Вот так же она лежала три часа назад. В таком же полуобморочном состоянии сиидела рядом актриса Вандлер. Не хватало только её мужа.
Все вернулось на круги своя. На нулевую точку. Все, кроме времени...
Рогожкин вышел в коридор, достал носовой платок, промокнул влажное раскрасневшееся, словно по щекам наполучал, лицо. Сосредоточенный Ямщиков стоял прямо, почти по стойке смирно, и держал в вытянутой руке пластиковую сумку-пакет. Ярко-голубые ручки-кольца покачивались на указательном пальце, а вместе с ними покачивалась отпечатанная на белом полиэтилене узкобедрая западноевропейский стандарт - девица в микроскопическом купальнике. Стоя по колено в пенящейся изумрудной волне, девица, завлекательно улыбаясь и строя глазки, выбрасывала перед собой ворох сверкающих на солнце брызг.
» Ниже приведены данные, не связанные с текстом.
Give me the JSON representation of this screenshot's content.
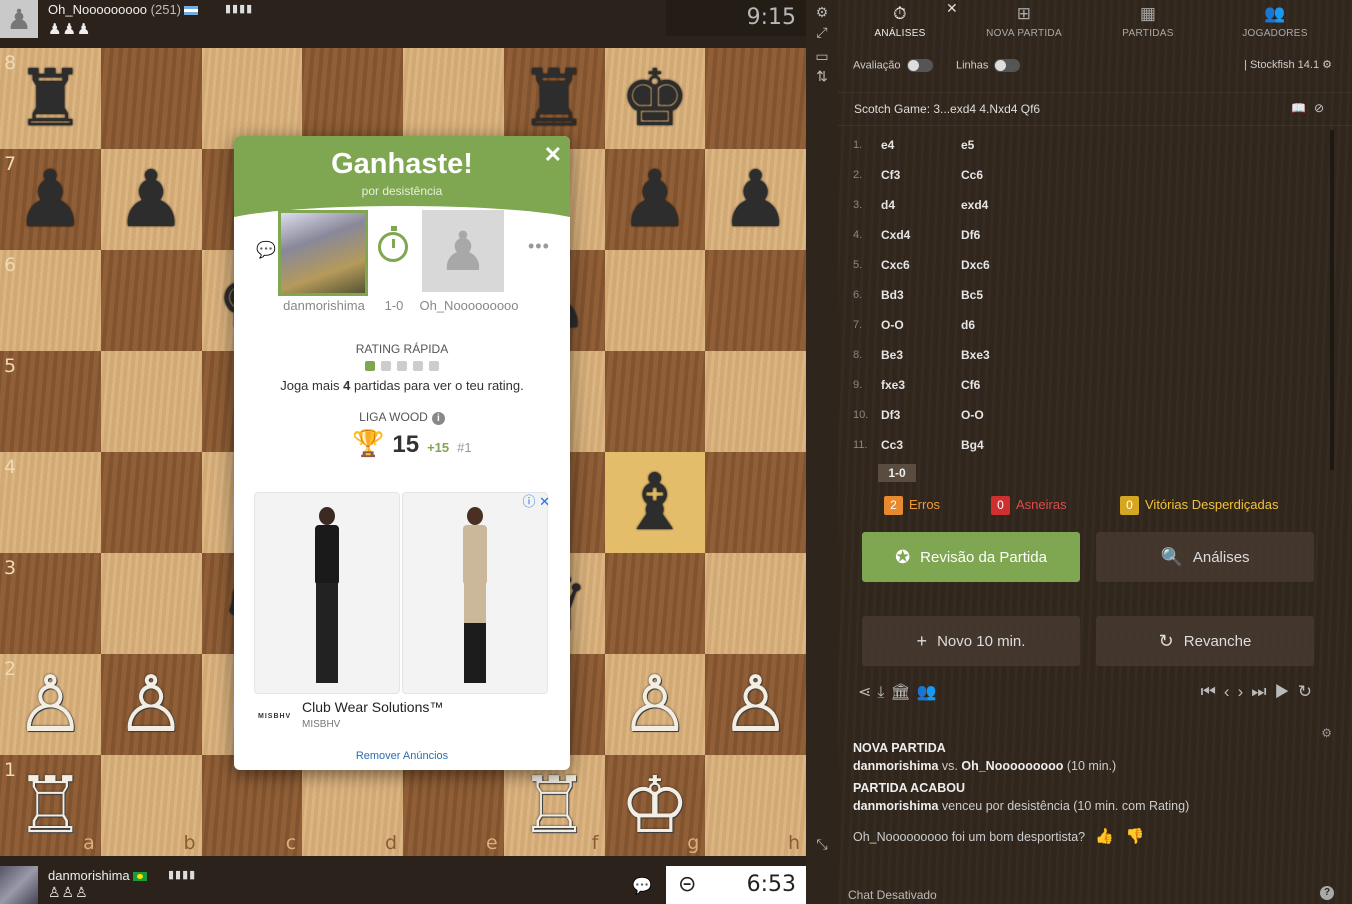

Рогожкин обтирал потный лоб и тихо зверел, видя перед собой легкомысленную картинку, абсолютно неуместную в такой, прямо сказать, трагический момент. Девица нагло хохотала в лицо старшему оперуполномоченному, словно это она его обрызгала, и сейчас радуется своей проделке: "Ну что, умыли тебя, капитан? Умыли!"
А Ямщиков все так же сосредоточенно созерцал идентичное изображение на противоположной стороне пакета. Рогожкин сорвал у него с пальца сумку, швырнул в угол. Жестким начальственным тоном, не сулящим ничего доброго, промолвил негромко:
- Любуешься...
Ямщиков никак не отреагировал на приступ начальственной ярости. Он приблизил указательный палец к глазам, оглядел неровный ноготь. Назидательно покачал пальцем.